OpenGL compute shader mapping to nVidia warps

982 Views Asked by At

Let's say I have an OpenGL compute shader with local_size=8*8*8. How do the invocations map to nVidia GPU warps? Would invocations with the same gl_LocalInvocationID.x be in the same warp? Or y? Or z? I don't mean all invocations, I just mean general aggregation.

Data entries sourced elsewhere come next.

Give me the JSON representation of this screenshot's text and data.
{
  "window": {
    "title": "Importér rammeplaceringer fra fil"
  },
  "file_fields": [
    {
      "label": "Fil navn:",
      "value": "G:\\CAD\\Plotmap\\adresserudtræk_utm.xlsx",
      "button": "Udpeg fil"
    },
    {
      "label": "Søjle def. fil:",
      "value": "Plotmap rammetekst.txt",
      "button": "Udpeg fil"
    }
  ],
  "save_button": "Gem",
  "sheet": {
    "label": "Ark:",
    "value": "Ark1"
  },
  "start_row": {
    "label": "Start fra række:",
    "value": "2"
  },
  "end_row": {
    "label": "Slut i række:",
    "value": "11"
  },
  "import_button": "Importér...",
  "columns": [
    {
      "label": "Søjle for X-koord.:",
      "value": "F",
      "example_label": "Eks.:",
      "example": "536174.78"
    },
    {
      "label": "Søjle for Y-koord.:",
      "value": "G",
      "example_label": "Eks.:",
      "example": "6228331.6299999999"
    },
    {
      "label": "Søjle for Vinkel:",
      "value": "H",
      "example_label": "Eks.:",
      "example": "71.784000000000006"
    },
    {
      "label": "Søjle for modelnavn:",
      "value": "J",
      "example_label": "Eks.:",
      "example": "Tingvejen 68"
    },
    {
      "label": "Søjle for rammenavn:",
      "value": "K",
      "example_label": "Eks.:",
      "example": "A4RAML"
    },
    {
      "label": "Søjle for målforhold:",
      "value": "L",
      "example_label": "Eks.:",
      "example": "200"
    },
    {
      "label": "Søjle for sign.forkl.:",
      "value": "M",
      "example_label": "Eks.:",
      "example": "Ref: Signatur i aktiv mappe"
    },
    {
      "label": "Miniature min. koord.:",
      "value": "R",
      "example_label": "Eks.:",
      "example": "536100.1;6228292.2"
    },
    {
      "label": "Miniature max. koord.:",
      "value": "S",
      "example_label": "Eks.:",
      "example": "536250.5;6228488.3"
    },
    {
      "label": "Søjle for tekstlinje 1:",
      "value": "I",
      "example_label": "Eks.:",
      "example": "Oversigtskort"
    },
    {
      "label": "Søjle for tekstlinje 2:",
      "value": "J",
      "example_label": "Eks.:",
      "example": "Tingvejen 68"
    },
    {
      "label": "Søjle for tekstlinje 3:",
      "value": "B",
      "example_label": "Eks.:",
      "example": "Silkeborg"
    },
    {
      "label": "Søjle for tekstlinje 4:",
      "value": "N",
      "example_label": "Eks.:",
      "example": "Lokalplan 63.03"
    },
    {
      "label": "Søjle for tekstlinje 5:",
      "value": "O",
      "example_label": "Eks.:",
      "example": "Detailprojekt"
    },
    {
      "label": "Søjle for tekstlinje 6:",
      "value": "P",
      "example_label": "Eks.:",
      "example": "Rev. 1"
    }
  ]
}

I am asking this because of optimizations as in one moment, not all invocations have work to do so I want them to be in the same warp.

2

There are 2 best solutions below

2
On

According to this: https://www.khronos.org/opengl/wiki/Compute_Shader#Inputs

  gl_LocalInvocationIndex =
          gl_LocalInvocationID.z * gl_WorkGroupSize.x * gl_WorkGroupSize.y +
          gl_LocalInvocationID.y * gl_WorkGroupSize.x + 
          gl_LocalInvocationID.x;

So it is quite safe to assume that invocations with the same gl_LocalInvocationID.x are in the same warp.

11
On

The compute shader execution model allows the number of invocations to (greatly) exceed the number of individual execution units in a warp/wavefront. For example, hardware warp/wavefront sizes tend to be between 16 and 64, while the number of invocations within a work group (GL_MAX_COMPUTE_WORK_GROUP_INVOCATIONS) is required in OpenGL to be no less than 1024.

barrier calls and using shared variable data when a work group spans multiple warps/wavefronts works essentially by halting the progress of all warps/wavefronts until they each have passed that particular point. And then performing various memory flushing so that they can access each others' variables (based on memory barrier usage, of course). If all of the invocations in a work group fit into a single warp, then it's possible to avoid such things.

Basically, you have no control over how CS invocations are grouped into warps. You can assume that the implementation is not trying to be slow (that is, it will generally group invocations from the same work group into the same warp), but you cannot assume that all invocations within the same work group will be in the same warp.

Nor should you assume that each warp only executes invocations from the same work group.